The project has been guided by the target of upgrading the functional rating of the hotel as well as the overall re-design of the functional distribution of the internal spaces and the rooms. Twenty eight rooms have been realised, with bedrooms located at the second, third and fourth floors. The spaces at the first floor have been re-arranged to improve the services of clients acceptance and check-in, a bar has been created as well as a restaurant which extends into the hotel garden.
Secondly, the outer aspect of the building has been re-designed in order to improve the aesthetic aspect of the building, as well as its impact on the surrounding architectural reality.
Within the limits of a re-structuring process, the re-design of the outer aspect of the building has been realised via the addition of a brick outer wall (as an “outer skin”) diversely articulated at the different building sides and functions.

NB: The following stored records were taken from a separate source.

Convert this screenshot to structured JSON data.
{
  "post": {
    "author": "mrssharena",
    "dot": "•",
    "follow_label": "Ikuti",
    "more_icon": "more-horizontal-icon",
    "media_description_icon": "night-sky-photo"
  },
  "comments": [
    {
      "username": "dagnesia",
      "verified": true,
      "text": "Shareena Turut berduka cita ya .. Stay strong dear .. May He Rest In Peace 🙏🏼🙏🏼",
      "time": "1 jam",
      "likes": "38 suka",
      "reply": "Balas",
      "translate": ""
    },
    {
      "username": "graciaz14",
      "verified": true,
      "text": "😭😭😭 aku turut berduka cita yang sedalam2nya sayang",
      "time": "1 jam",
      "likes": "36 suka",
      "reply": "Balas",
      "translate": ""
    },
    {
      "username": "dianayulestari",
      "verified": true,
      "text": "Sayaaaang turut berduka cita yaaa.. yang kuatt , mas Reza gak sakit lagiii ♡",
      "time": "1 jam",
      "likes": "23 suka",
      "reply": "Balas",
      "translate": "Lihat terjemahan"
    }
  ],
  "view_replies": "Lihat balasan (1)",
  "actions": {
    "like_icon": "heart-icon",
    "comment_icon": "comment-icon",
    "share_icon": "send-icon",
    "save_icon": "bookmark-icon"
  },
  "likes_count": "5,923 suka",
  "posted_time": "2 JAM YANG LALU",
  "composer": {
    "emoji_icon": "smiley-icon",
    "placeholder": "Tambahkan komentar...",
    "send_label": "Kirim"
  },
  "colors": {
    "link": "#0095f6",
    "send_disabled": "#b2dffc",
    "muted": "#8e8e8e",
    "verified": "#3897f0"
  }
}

The side facing Orlanda Street has been leaned forward with respect to the existing row of buildings, via the addition of a brick grid, in order to create a visual attractive shape, distinguishing the hotel from the surrounding houses and helping its volume’s identification.

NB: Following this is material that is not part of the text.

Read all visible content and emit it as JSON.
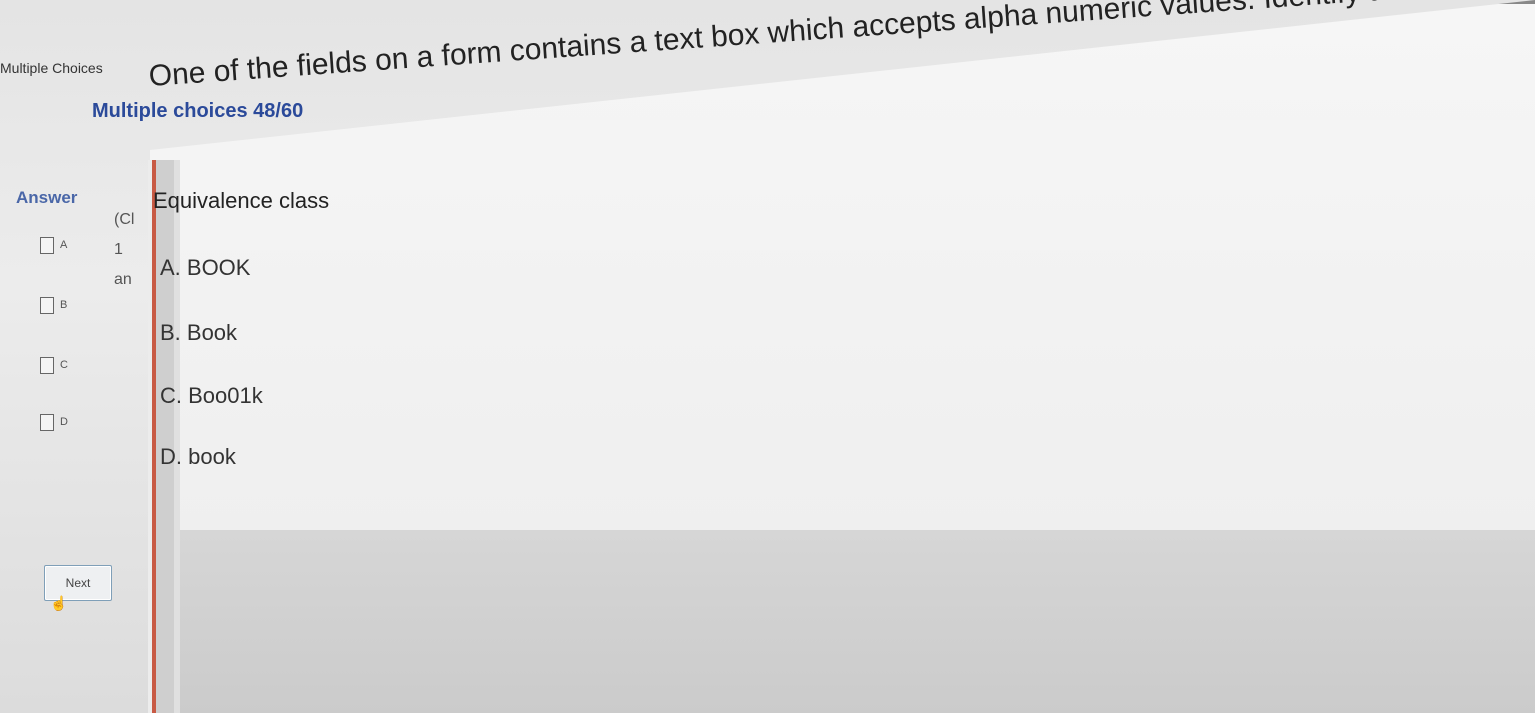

The rectangular brick grid leans forward from the surrounding volumes, is more essential and has been freed from the irregularly distributed set of forward leaning volumes which characterised the previous version of the facade.
The intention to obtain a “silenced” side has been realised via reducing the number of wall openings to the sole access doors, the access points to the common spaces and via white plaster. The west side has been voluntarily preserved in its original, articulate and non -homogeneous distribution of windows and doors, testifying the progressive alterations of the building’s original volume via subsequent interventions, and thus constitutes a facade of contemporary style.